High-quality relationships

In the current era, we see few therapies that don’t claim relational quality as one of the highest priorities for treatment! But here, we stress the dialectical nature of assumptions made by DBT therapists. As noted above, these are constituted by stances such as that (1) the client is doing their best and they need to make changes if they want their quality of life to improve; (2) the client is very difficult, and they deserve to be spoken about respectfully; (3) Rogerian unconditional positive regard is a nice idea and it is possible for the client to behave in such as way as that the therapist cannot take it, and rejects the client; (4) the therapist is experienced and competent and they are human; they will make mistakes.

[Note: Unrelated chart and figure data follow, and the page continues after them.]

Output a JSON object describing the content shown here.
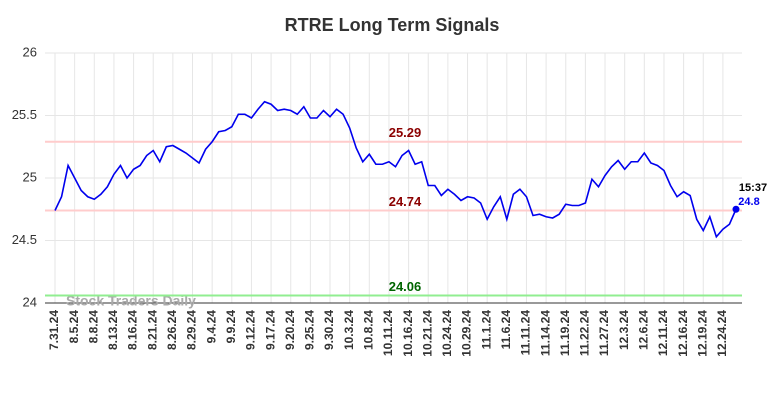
{
  "chart_data": {
    "type": "line",
    "title": "RTRE Long Term Signals",
    "categories": [
      "7.31.24",
      null,
      null,
      "8.5.24",
      null,
      null,
      "8.8.24",
      null,
      null,
      "8.13.24",
      null,
      null,
      "8.16.24",
      null,
      null,
      "8.21.24",
      null,
      null,
      "8.26.24",
      null,
      null,
      "8.29.24",
      null,
      null,
      "9.4.24",
      null,
      null,
      "9.9.24",
      null,
      null,
      "9.12.24",
      null,
      null,
      "9.17.24",
      null,
      null,
      "9.20.24",
      null,
      null,
      "9.25.24",
      null,
      null,
      "9.30.24",
      null,
      null,
      "10.3.24",
      null,
      null,
      "10.8.24",
      null,
      null,
      "10.11.24",
      null,
      null,
      "10.16.24",
      null,
      null,
      "10.21.24",
      null,
      null,
      "10.24.24",
      null,
      null,
      "10.29.24",
      null,
      null,
      "11.1.24",
      null,
      null,
      "11.6.24",
      null,
      null,
      "11.11.24",
      null,
      null,
      "11.14.24",
      null,
      null,
      "11.19.24",
      null,
      null,
      "11.22.24",
      null,
      null,
      "11.27.24",
      null,
      null,
      "12.3.24",
      null,
      null,
      "12.6.24",
      null,
      null,
      "12.11.24",
      null,
      null,
      "12.16.24",
      null,
      null,
      "12.19.24",
      null,
      null,
      "12.24.24",
      null,
      null
    ],
    "values": [
      24.74,
      24.85,
      25.1,
      25.0,
      24.9,
      24.85,
      24.83,
      24.87,
      24.93,
      25.03,
      25.1,
      25.0,
      25.07,
      25.1,
      25.18,
      25.22,
      25.13,
      25.25,
      25.26,
      25.23,
      25.2,
      25.16,
      25.12,
      25.23,
      25.29,
      25.37,
      25.38,
      25.41,
      25.51,
      25.51,
      25.48,
      25.55,
      25.61,
      25.59,
      25.54,
      25.55,
      25.54,
      25.51,
      25.57,
      25.48,
      25.48,
      25.54,
      25.49,
      25.55,
      25.51,
      25.4,
      25.24,
      25.13,
      25.19,
      25.11,
      25.11,
      25.13,
      25.09,
      25.18,
      25.22,
      25.11,
      25.13,
      24.94,
      24.94,
      24.86,
      24.91,
      24.87,
      24.82,
      24.85,
      24.84,
      24.8,
      24.67,
      24.77,
      24.85,
      24.67,
      24.87,
      24.91,
      24.85,
      24.7,
      24.71,
      24.69,
      24.68,
      24.71,
      24.79,
      24.78,
      24.78,
      24.8,
      24.99,
      24.93,
      25.02,
      25.09,
      25.14,
      25.07,
      25.13,
      25.13,
      25.2,
      25.12,
      25.1,
      25.06,
      24.94,
      24.85,
      24.89,
      24.86,
      24.67,
      24.58,
      24.69,
      24.53,
      24.59,
      24.63,
      24.75
    ],
    "color": "#0000ee",
    "ylim": [
      24,
      26
    ],
    "yticks": [
      24,
      24.5,
      25,
      25.5,
      26
    ],
    "grid": true,
    "hlines": [
      {
        "value": 25.29,
        "color": "#ffcccc",
        "label_color": "#8b0000"
      },
      {
        "value": 24.74,
        "color": "#ffcccc",
        "label_color": "#8b0000"
      },
      {
        "value": 24.06,
        "color": "#90ee90",
        "label_color": "#006400"
      }
    ],
    "last_time": "15:37",
    "last_label": "24.8",
    "watermark": "Stock Traders Daily"
  }
}
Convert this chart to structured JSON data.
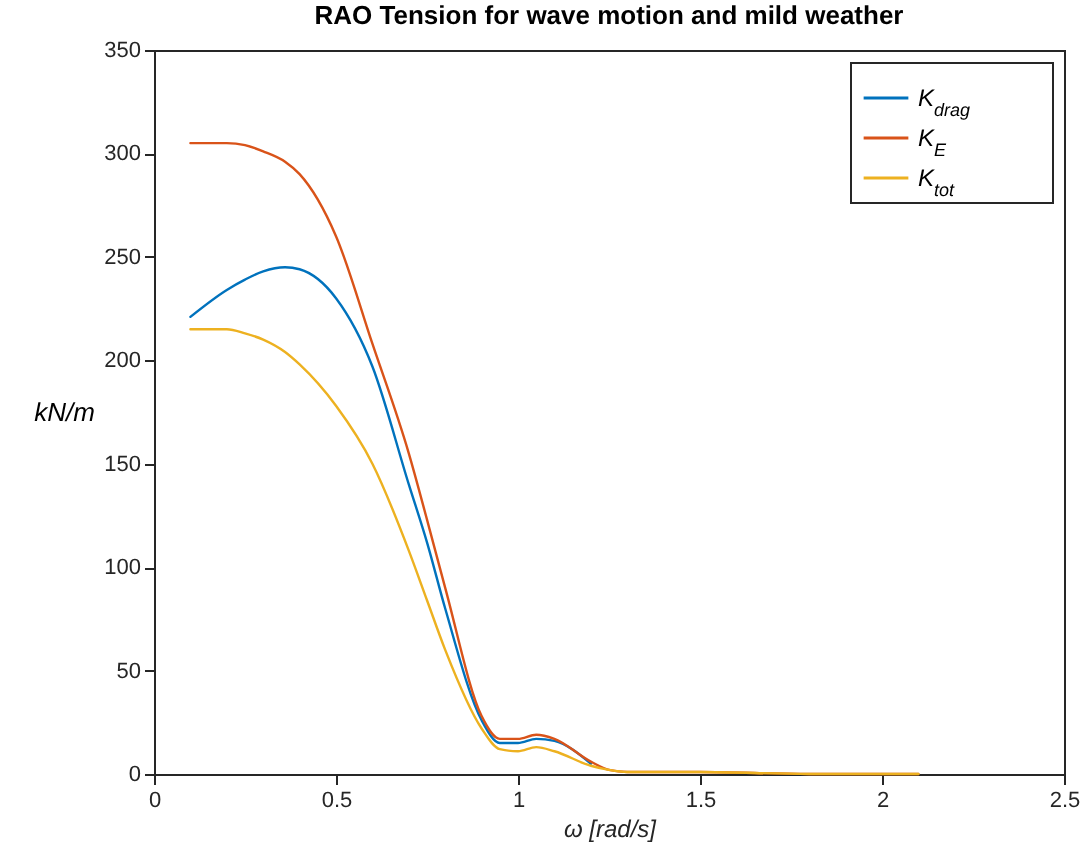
{
  "chart_data": {
    "type": "line",
    "title": "RAO Tension for wave motion and mild weather",
    "xlabel": "ω [rad/s]",
    "ylabel": "kN/m",
    "x": [
      0.1,
      0.2,
      0.25,
      0.3,
      0.36,
      0.4,
      0.5,
      0.6,
      0.7,
      0.75,
      0.8,
      0.9,
      0.95,
      1.0,
      1.05,
      1.1,
      1.2,
      1.25,
      1.3,
      1.5,
      1.8,
      2.1
    ],
    "series": [
      {
        "name": "K$_{drag}$",
        "color": "#0072bd",
        "values": [
          221,
          234,
          239,
          243,
          245,
          244,
          230,
          197,
          140,
          112,
          80,
          26,
          15,
          15,
          17,
          16,
          5,
          null,
          null,
          null,
          null,
          null
        ]
      },
      {
        "name": "K$_{E}$",
        "color": "#d95319",
        "values": [
          305,
          305,
          304,
          301,
          296,
          290,
          260,
          208,
          155,
          123,
          90,
          28,
          17,
          17,
          19,
          17,
          6,
          2,
          1,
          1,
          0,
          0
        ]
      },
      {
        "name": "K$_{tot}$",
        "color": "#edb120",
        "values": [
          215,
          215,
          213,
          210,
          204,
          198,
          178,
          150,
          108,
          84,
          60,
          22,
          12,
          11,
          13,
          11,
          4,
          2,
          1,
          1,
          0,
          0
        ]
      }
    ],
    "xlim": [
      0,
      2.5
    ],
    "xticks": [
      0,
      0.5,
      1,
      1.5,
      2,
      2.5
    ],
    "ylim": [
      0,
      350
    ],
    "yticks": [
      0,
      50,
      100,
      150,
      200,
      250,
      300,
      350
    ],
    "grid": false,
    "legend": "top right",
    "marker": "none",
    "line_style": "solid"
  }
}
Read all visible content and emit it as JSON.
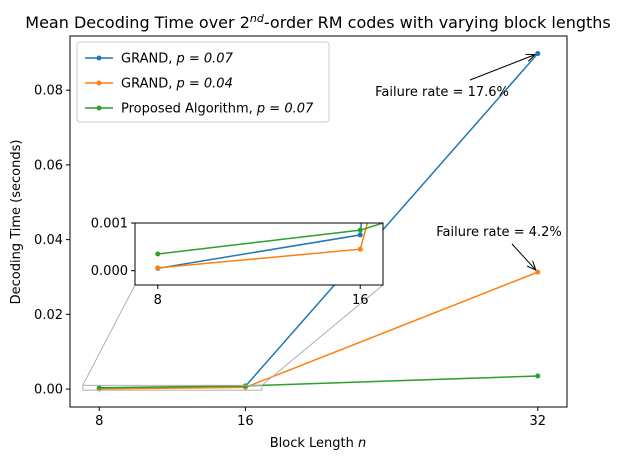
{
  "chart_data": {
    "type": "line",
    "title_prefix": "Mean Decoding Time over 2",
    "title_sup": "nd",
    "title_suffix": "-order RM codes with varying block lengths",
    "xlabel": "Block Length",
    "xlabel_var": "n",
    "ylabel": "Decoding Time (seconds)",
    "x": [
      8,
      16,
      32
    ],
    "xticks": [
      "8",
      "16",
      "32"
    ],
    "xlim": [
      6.4,
      33.6
    ],
    "ylim": [
      -0.0048,
      0.0945
    ],
    "yticks": [
      0.0,
      0.02,
      0.04,
      0.06,
      0.08
    ],
    "ytick_labels": [
      "0.00",
      "0.02",
      "0.04",
      "0.06",
      "0.08"
    ],
    "series": [
      {
        "name_text": "GRAND, ",
        "name_param": "p = 0.07",
        "color": "#1f77b4",
        "values": [
          5e-05,
          0.00075,
          0.0898
        ]
      },
      {
        "name_text": "GRAND, ",
        "name_param": "p = 0.04",
        "color": "#ff7f0e",
        "values": [
          6e-05,
          0.00045,
          0.0313
        ]
      },
      {
        "name_text": "Proposed Algorithm, ",
        "name_param": "p = 0.07",
        "color": "#2ca02c",
        "values": [
          0.00035,
          0.00085,
          0.0035
        ]
      }
    ],
    "legend_position": "top-left",
    "annotations": [
      {
        "text": "Failure rate = 17.6%",
        "target_series": 0
      },
      {
        "text": "Failure rate = 4.2%",
        "target_series": 1
      }
    ],
    "inset": {
      "xlim": [
        7.1,
        16.9
      ],
      "ylim": [
        -0.0003,
        0.001
      ],
      "xticks": [
        "8",
        "16"
      ],
      "yticks": [
        0.0,
        0.001
      ],
      "ytick_labels": [
        "0.000",
        "0.001"
      ]
    }
  }
}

Perhaps the overall takeaway message we can glean from the amply-validated therapy of DBT is that we are our best selves as therapists and can bring out the best in our clients, no matter which theoretical approach we work with, if we can embrace the many opposites which naturally occur in the therapeutic process and find the “both-and”: the synthesis that brings all the work to a higher level of integration and effectiveness.

Key takeaways

  • Dialectics, a key foundational philosophy of dialectical behaviour therapy, proposes that the highest understandings of phenomena come about when both valences of opposites are considered, and new insights emerge from their synthesis.
  • Many BPD symptoms can be grouped dialectically, illustrating the need for a therapy for BPD and similar clients which takes into account their experience of swinging between emotionally-charged opposites; DBT was developed to do that, recognising the opposites and seeking their synthesis.
  • Many current therapies have elements of dialectics and therapists can be even more effective when those elements are explicitly recognised and emphasised.